Let's start with the No's. NO plastic. NO Carefresh, Yesterday's news or paper based bedding. The main cause of death reported back to me in the chins I sell is impaction from plastic or paper based bedding.

Cages should be metal, wood, glass or plexiglass. And have solid shelves, preferably made out of wood or metal. They don't have to be as fancy as the ones below, just have some wooden ledges to jump on and a wood house to hide in.

Cage Examples;

Ferret Nation (vertical gray bars), they can come in single, double or triple stacked like shown.
Ferret Nation Chinchilla Cage

Critter nation (horizontal gray or black bars) these also come in single, double and can be made into triple or quad units.
Critter Nation Chinchilla Cage Critter Nation Chinchilla Cage

Custom cages;
Custom Chinchilla Cage Custom Chinchilla Cage Custom Chinchilla Cage Custom Chinchilla Cage

Bedding and Potty Training
If you get a chinchilla from me that is older than 4-5 months it is likely potty trained.

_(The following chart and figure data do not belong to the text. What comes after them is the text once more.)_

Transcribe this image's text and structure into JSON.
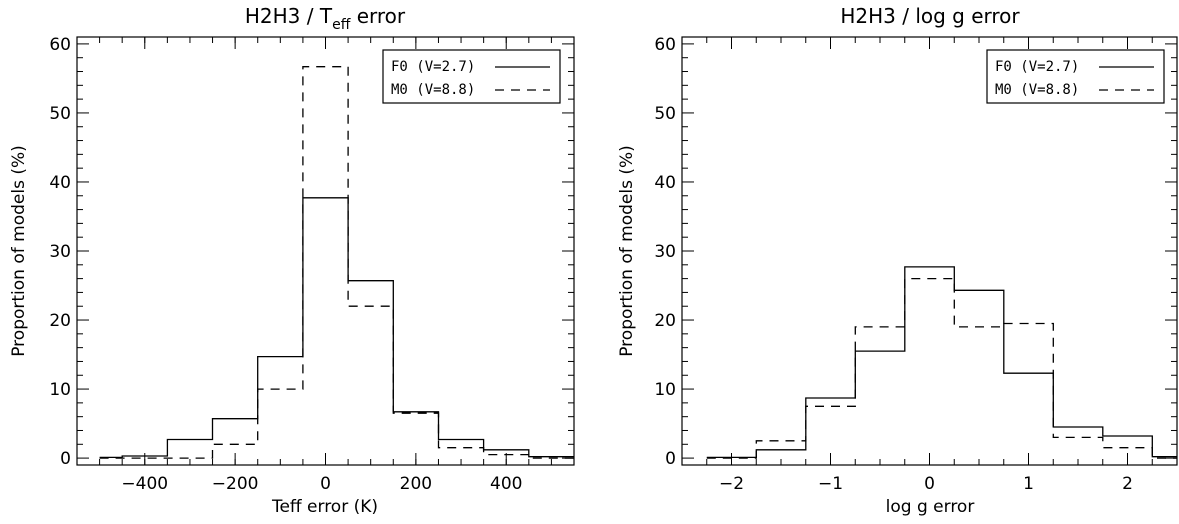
{
  "chart_data": [
    {
      "type": "histogram",
      "title": "H2H3 / T_eff error",
      "title_main": "H2H3 / T",
      "title_sub": "eff",
      "title_tail": " error",
      "xlabel": "Teff error (K)",
      "ylabel": "Proportion of models (%)",
      "xlim": [
        -550,
        550
      ],
      "ylim": [
        -1,
        61
      ],
      "xticks": [
        -400,
        -200,
        0,
        200,
        400
      ],
      "yticks": [
        0,
        10,
        20,
        30,
        40,
        50,
        60
      ],
      "bin_edges": [
        -500,
        -450,
        -350,
        -250,
        -150,
        -50,
        50,
        150,
        250,
        350,
        450,
        550
      ],
      "legend_position": "top-right",
      "series": [
        {
          "name": "F0 (V=2.7)",
          "style": "solid",
          "values": [
            0.1,
            0.3,
            2.7,
            5.7,
            14.7,
            37.7,
            25.7,
            6.7,
            2.7,
            1.2,
            0.2
          ]
        },
        {
          "name": "M0 (V=8.8)",
          "style": "dashed",
          "values": [
            0,
            0,
            0,
            2.0,
            10.0,
            56.7,
            22.0,
            6.5,
            1.5,
            0.5,
            0
          ]
        }
      ]
    },
    {
      "type": "histogram",
      "title": "H2H3 / log g error",
      "title_main": "H2H3 / log g error",
      "title_sub": "",
      "title_tail": "",
      "xlabel": "log g error",
      "ylabel": "Proportion of models (%)",
      "xlim": [
        -2.5,
        2.5
      ],
      "ylim": [
        -1,
        61
      ],
      "xticks": [
        -2,
        -1,
        0,
        1,
        2
      ],
      "yticks": [
        0,
        10,
        20,
        30,
        40,
        50,
        60
      ],
      "bin_edges": [
        -2.25,
        -1.75,
        -1.25,
        -0.75,
        -0.25,
        0.25,
        0.75,
        1.25,
        1.75,
        2.25,
        2.5
      ],
      "legend_position": "top-right",
      "series": [
        {
          "name": "F0 (V=2.7)",
          "style": "solid",
          "values": [
            0.1,
            1.2,
            8.7,
            15.5,
            27.7,
            24.3,
            12.3,
            4.5,
            3.2,
            0.2
          ]
        },
        {
          "name": "M0 (V=8.8)",
          "style": "dashed",
          "values": [
            0,
            2.5,
            7.5,
            19.0,
            26.0,
            19.0,
            19.5,
            3.0,
            1.5,
            0
          ]
        }
      ]
    }
  ]
}
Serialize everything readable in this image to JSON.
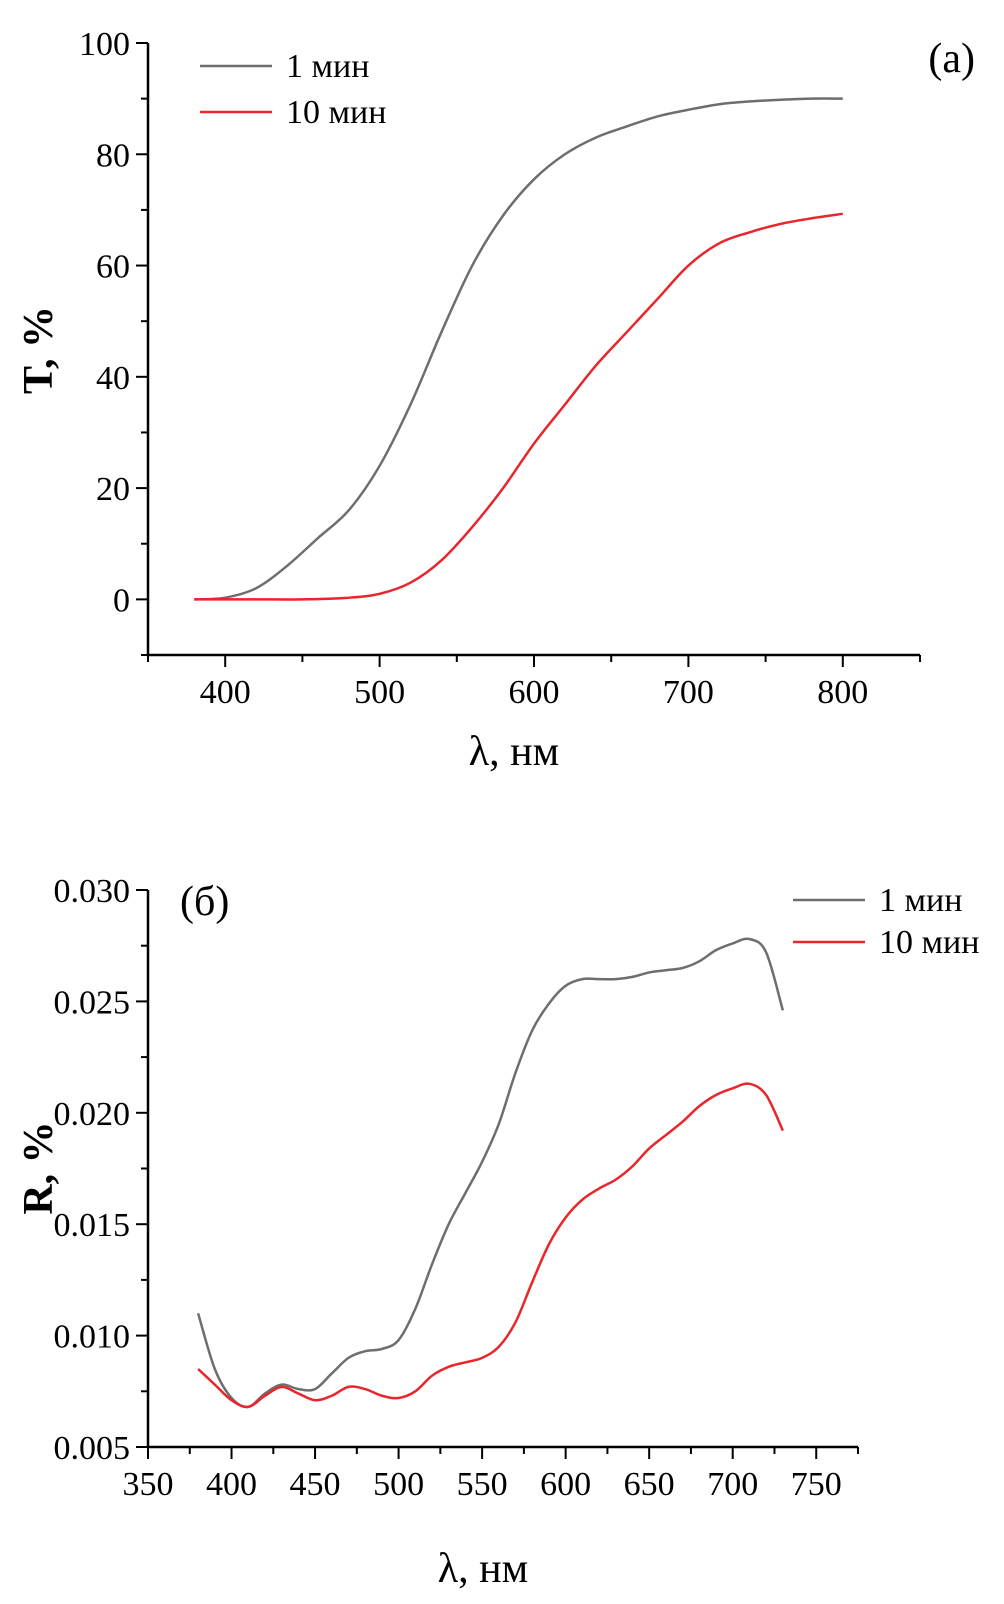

I use pelleted pine bedding which can be found at feed store in the equine section, or at pet stores sold as X-animal pelleted pine litter. It is usually ~$6 for 40-50 pounds if you get it at the feed store.
You can also use Pine shavings or Aspen shavings. If you have allergies to these some people do use fleece but you need to keep it changed out at a minimum of every three days.